De beslissing berust op de artikelen 36b, 36c, 36d, 45, 63, 302 van het Wetboek van Strafrecht.

9.De beslissing

De rechtbank:
Vrijspraak
-
spreekt verdachte vrijvan het primair en subsidiair tenlastegelegde feit;
Bewezenverklaring
- verklaart het meer subsidiair tenlastegelegde bewezen, zodanig als hierboven onder 4.4 is omschreven;
- spreekt verdachte vrij van wat meer of anders is ten laste gelegd;
Strafbaarheid
- verklaart dat het bewezenverklaarde het volgende strafbare feit oplevert:
meer subsidiair: Poging tot zware mishandeling;
- verklaart verdachte strafbaar;
Strafoplegging
- veroordeelt verdachte tot
een gevangenisstraf van één jaar;
- bepaalt dat de tijd die verdachte voor de tenuitvoerlegging van deze uitspraak in voorarrest heeft doorgebracht in mindering wordt gebracht bij de tenuitvoerlegging van de opgelegde gevangenisstraf;
Beslag
- verklaart onttrokken aan het verkeer de inbeslaggenomen voorwerpen, te weten:
  • Munitie met goednummer PL2000-2020010595-2144027;
  • Munitie met goednummer PL2000-2020010595-2144028;
  • Munitie met goednummer PL2000-2020010595-2144034;
  • Munitie met goednummer PL2000-2020010595-2144035;
  • Munitie met goednummer PL2000-2020010595-2144040;
  • Munitie met goednummer PL2000-2020010595-2144042;
  • Munitie met goednummer PL2000-2020010595-2144043;
  • Munitie met goednummer PL2000-2020010595-2144044;
  • Jammer met goednummer PL2000-2020010595-2144045
- gelast de teruggave aan verdachte van de inbeslaggenomen voorwerpen, omschreven als:
  • 1 stk verdovende middelen (omschrijving: G2144032)
  • 2 stk verdovende middelen (omschrijving: G2144046, wit)
  • 1 stk verdovende middelen (omschrijving: G2144030, wit)
  • Kleding met goednummer PL2000-2020010595-2144022;
  • Kleding met goednummer PL2000-2020010595-2144025
  • Telefoon met goednummer PL2000-2020010595-2143996;
  • Telefoon met goednummer PL2000-2020010595-2144004;
  • Telefoon met goednummer PL2000-2020010595-2144008;
  • Telefoon met goednummer PL2000-2020010595-2144024;
  • Telefoon met goednummer PL2000-2020010595-2144026;
  • Telefoon met goednummer PL2000-2020010595-2144041;
  • Slotentrekker met goednummer PL2000-2020010595-2144036.
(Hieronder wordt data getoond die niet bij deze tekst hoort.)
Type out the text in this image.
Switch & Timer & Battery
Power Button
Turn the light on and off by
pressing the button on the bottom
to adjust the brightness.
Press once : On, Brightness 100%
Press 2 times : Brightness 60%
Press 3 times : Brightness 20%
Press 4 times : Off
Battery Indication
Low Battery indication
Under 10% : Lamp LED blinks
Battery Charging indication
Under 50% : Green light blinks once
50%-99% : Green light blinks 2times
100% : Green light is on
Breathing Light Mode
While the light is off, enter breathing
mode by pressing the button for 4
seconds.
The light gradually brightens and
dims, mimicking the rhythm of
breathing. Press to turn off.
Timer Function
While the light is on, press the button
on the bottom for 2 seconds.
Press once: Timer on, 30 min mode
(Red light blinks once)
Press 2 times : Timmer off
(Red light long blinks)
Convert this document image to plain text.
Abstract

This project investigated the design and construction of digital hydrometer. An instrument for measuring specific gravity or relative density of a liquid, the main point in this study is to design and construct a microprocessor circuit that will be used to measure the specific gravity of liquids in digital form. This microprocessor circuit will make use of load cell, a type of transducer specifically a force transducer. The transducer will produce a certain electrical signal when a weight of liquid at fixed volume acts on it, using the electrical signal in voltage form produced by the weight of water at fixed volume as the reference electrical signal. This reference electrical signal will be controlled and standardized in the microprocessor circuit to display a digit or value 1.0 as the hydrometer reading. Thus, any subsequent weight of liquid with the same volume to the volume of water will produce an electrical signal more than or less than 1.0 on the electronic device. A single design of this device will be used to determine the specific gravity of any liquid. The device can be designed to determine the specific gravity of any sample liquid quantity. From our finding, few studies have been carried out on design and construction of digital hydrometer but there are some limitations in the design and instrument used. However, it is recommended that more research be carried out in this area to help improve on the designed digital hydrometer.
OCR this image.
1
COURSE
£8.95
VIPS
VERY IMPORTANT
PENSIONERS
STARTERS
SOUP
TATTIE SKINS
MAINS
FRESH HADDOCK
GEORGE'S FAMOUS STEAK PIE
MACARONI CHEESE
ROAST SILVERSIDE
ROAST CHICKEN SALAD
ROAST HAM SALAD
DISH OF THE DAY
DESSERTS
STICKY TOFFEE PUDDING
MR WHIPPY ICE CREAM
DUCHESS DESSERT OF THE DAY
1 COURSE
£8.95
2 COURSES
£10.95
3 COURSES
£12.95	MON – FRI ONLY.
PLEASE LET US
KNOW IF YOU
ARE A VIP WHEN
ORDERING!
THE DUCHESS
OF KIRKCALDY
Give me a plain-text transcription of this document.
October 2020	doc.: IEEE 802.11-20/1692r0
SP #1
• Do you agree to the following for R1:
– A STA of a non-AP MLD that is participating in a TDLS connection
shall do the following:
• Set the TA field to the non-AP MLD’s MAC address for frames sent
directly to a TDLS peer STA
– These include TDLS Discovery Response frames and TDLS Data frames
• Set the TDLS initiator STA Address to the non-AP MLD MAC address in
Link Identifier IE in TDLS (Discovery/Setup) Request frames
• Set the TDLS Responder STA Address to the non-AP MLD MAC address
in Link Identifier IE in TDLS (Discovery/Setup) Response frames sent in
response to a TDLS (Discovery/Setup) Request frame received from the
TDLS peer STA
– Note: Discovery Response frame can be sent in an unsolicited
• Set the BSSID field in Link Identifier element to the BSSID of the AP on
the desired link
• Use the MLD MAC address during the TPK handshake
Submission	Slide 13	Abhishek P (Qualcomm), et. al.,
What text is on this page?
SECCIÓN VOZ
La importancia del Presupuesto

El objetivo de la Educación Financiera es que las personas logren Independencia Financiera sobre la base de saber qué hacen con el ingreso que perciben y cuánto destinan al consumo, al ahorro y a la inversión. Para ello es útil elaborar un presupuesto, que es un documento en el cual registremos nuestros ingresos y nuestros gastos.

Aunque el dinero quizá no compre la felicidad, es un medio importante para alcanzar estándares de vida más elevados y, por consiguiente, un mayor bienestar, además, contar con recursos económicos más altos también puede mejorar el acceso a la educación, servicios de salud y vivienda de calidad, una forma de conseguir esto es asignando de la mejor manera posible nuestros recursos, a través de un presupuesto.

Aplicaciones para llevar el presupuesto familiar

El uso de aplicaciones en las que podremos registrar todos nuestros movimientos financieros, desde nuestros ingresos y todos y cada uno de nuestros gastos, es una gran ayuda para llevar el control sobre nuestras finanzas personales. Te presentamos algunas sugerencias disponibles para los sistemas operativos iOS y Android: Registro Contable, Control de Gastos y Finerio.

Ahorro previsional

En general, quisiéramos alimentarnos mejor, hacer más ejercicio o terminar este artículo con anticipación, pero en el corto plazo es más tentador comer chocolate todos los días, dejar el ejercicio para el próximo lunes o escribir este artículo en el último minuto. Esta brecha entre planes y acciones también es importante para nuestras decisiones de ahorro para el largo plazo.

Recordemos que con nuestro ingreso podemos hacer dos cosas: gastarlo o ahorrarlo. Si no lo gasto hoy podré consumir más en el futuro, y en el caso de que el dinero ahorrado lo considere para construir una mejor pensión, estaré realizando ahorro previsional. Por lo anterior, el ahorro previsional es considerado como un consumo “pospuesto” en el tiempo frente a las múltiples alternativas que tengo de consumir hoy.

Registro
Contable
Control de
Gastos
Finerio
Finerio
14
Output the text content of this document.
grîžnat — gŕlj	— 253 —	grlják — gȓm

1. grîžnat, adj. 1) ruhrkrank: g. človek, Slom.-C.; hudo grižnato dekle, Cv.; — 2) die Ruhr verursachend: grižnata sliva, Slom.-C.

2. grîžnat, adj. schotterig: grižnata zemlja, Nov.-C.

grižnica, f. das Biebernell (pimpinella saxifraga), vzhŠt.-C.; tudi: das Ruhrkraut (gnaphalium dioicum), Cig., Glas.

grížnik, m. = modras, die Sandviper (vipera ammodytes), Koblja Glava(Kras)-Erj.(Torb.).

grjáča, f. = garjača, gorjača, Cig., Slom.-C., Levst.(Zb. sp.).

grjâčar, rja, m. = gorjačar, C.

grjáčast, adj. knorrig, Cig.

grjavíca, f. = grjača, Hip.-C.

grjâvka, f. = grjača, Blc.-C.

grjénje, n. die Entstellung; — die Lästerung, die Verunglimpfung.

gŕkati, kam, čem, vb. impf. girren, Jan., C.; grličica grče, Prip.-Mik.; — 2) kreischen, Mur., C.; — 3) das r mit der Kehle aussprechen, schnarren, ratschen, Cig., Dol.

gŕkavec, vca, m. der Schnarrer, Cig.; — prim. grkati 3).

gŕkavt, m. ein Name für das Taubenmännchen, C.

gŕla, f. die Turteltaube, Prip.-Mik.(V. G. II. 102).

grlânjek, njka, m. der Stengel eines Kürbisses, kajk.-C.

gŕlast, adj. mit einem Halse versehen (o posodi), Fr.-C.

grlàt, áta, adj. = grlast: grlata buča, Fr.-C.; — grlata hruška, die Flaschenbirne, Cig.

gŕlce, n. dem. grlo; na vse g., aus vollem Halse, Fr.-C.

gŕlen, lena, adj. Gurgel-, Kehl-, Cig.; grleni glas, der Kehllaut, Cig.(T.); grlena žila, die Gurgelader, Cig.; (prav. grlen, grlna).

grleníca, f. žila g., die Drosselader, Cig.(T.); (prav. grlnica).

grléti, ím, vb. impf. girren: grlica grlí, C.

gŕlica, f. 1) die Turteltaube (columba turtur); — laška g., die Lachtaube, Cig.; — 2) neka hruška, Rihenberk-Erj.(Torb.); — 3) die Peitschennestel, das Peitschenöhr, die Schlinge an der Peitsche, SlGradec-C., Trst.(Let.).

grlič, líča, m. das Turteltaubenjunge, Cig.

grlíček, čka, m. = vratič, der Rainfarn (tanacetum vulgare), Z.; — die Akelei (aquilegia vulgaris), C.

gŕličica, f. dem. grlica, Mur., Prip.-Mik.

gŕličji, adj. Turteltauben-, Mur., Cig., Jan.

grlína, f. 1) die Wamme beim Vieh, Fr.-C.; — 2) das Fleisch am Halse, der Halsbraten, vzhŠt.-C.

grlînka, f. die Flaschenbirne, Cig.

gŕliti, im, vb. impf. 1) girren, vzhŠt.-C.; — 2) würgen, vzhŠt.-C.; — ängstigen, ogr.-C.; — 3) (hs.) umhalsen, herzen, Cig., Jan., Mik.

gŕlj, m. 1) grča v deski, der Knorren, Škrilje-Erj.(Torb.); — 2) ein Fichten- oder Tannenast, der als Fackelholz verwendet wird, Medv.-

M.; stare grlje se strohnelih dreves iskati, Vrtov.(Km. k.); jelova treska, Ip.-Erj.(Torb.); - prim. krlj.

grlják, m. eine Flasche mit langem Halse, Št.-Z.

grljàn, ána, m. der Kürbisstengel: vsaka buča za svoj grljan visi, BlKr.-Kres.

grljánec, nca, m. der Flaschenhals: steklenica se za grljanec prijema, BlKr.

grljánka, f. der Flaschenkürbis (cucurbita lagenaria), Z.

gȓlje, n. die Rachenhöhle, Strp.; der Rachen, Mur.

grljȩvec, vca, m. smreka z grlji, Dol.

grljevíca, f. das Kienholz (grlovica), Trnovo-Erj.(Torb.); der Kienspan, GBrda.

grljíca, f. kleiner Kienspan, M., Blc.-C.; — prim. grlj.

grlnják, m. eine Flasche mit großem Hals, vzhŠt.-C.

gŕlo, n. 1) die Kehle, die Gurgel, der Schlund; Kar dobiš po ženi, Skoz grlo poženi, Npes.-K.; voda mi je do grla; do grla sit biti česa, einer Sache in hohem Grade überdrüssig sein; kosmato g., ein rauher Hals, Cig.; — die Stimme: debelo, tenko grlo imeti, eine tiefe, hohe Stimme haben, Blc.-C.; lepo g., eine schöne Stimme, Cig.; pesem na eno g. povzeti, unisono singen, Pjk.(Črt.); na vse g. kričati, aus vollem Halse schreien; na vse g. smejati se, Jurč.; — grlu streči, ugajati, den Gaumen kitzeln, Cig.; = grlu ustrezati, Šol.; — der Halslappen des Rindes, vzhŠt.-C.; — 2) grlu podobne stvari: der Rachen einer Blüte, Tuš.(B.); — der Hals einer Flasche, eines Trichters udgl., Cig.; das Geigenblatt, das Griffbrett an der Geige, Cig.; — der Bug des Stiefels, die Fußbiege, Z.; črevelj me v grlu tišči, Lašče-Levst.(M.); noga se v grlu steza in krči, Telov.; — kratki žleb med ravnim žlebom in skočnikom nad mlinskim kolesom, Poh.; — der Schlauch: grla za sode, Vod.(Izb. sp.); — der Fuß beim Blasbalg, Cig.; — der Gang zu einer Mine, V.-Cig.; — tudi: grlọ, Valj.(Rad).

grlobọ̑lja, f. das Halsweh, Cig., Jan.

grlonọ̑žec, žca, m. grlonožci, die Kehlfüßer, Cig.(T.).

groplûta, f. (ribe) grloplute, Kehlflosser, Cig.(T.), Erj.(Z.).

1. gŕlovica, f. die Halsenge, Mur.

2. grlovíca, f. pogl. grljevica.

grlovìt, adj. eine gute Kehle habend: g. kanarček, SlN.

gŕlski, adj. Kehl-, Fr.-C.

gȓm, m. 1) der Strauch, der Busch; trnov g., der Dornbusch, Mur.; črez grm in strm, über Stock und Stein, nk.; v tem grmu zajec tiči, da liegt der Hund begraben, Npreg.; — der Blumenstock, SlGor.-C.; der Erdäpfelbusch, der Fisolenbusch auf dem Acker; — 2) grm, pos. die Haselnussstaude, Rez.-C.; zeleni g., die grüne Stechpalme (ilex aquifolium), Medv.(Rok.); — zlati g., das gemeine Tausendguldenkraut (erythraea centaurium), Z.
- gelast de teruggave aan [slachtoffer] van het inbeslaggenomen voorwerp, te weten:
Telefoon met goednummer PL2000-2020010595-2144006.
Dit vonnis is gewezen door mr. P. Kooijman, voorzitter, mr. D.S.G. Froger en mr. J.B. Uiterwijk, rechters, in tegenwoordigheid van mr. M. de Jonge, griffier, en is uitgesproken ter openbare zitting op 23 november 2022.
Mr. Froger is niet in de gelegenheid dit vonnis mede te ondertekenen.